The Chemistry of Love, Pt. 2

posted by StoryBroads on Saturday, July 19, 2008 . Post a comment for a chance to win free books!
Unrequited Love,
bronze sculpture by David Kraisler

Romantic love can be intense, irrational, and enduring, all at the same time. Love stories tend to focus on that intense and irrational period of attraction and the compelling need that leads to the commitment we expect in a romance novel.

While the happy-ever-after ending is a hallmark of the romance genre, there are treasured love stories that don't end that way. Gone with the Wind, for example, or Romeo and Juliet. But the intensity and irrationality are usually present in one form or another. They keep the pages turning.

Helen Fisher, scientist and expert in the study of romantic love, tells of a ruler (died 760 a.d. in Tikal, Guatemala) who built a temple to be his tomb and across from it, another for his beloved wife. The Mayans, like the creators of Stonehenge and so many other ancient builders, were experts in the science of astronomy.

And so it is that every year at the spring and autumn equinoxes, as the sun rises behind the ruler's temple, it casts a shadow over the tomb of his wife. And as the sun sets behind her temple, its shadow bathes his temple. In this symbolic and utterly romantic way, each lover continues, through the centuries, to touch the other.

Fisher also offers an example of passionate and unrequited love, calling this poem at least the equivalent of the most powerful poetic expressions of romantic love in history. Whatever you may think of that evaluation, there is no mistaking the cry of a broken heart for a love that is not to be. It was written in 1896 by an anonymous indigenous native of Southern Alaska at the departure of a missionary.

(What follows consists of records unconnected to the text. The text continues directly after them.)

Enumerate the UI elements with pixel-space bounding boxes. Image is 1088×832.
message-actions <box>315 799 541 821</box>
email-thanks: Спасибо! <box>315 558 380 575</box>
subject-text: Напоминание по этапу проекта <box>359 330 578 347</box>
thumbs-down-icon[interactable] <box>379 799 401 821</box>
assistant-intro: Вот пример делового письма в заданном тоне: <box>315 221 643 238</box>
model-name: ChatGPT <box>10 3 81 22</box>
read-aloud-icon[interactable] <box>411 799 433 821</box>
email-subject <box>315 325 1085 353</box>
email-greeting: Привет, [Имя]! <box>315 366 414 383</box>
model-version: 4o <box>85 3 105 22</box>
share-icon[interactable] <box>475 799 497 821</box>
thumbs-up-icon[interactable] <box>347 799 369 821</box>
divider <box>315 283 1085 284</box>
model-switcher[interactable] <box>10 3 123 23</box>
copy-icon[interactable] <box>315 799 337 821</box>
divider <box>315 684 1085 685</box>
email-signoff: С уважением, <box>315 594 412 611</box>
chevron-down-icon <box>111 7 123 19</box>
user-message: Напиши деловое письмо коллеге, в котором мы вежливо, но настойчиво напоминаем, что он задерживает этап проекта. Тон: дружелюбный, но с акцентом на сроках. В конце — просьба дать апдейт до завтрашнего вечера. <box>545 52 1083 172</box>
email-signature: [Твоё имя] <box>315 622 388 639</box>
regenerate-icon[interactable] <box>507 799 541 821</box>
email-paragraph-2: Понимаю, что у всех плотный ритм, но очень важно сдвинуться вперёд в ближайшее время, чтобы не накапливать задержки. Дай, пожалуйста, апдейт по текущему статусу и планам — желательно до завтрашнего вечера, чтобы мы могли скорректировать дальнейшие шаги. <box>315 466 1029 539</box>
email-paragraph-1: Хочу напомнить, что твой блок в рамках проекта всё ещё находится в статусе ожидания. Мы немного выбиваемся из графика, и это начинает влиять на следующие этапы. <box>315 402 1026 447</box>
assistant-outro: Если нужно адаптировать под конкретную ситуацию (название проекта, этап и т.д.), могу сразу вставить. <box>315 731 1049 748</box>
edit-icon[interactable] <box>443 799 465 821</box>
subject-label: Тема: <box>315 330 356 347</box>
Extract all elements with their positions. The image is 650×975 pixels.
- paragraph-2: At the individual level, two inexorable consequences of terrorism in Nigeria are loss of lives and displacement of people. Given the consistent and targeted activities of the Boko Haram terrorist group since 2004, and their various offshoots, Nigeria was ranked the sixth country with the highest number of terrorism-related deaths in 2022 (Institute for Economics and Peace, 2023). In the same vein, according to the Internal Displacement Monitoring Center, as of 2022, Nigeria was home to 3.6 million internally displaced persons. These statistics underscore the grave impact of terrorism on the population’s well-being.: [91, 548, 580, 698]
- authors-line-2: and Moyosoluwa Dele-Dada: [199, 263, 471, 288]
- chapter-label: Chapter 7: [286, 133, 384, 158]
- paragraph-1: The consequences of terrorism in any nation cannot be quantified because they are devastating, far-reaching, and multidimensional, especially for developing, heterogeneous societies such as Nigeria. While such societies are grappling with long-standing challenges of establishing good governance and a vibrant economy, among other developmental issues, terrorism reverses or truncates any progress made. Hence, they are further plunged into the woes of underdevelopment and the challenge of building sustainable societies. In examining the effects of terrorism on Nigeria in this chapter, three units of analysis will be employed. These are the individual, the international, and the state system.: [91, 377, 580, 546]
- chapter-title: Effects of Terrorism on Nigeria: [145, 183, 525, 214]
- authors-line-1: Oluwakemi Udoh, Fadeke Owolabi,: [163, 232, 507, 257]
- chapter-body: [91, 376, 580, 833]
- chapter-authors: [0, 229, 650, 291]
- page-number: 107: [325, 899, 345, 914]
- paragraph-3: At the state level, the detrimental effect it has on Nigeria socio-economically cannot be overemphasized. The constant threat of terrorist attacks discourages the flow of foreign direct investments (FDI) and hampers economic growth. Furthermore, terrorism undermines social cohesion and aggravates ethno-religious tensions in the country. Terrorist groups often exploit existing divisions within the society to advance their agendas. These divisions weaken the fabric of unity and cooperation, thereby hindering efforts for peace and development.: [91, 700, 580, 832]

Fire runs through my body with the pain of loving you
Pain runs through my body with the fires of my love for you
Pain like a boil about to burst with my love for you
Consumed by fire with my love for you.

I remember what you said to me
I am thinking of your love for me
I am torn by your love for me
Pain and more pain
Where are you going with my love?

I am told you will go from here
I am told you will leave me here
My body is torn with grief
Remember what I said, my love
Goodbye, my love. Goodbye.

Fisher reports that anthropologists have found evidence of romantic love in 170 societies. They have never found a society without it.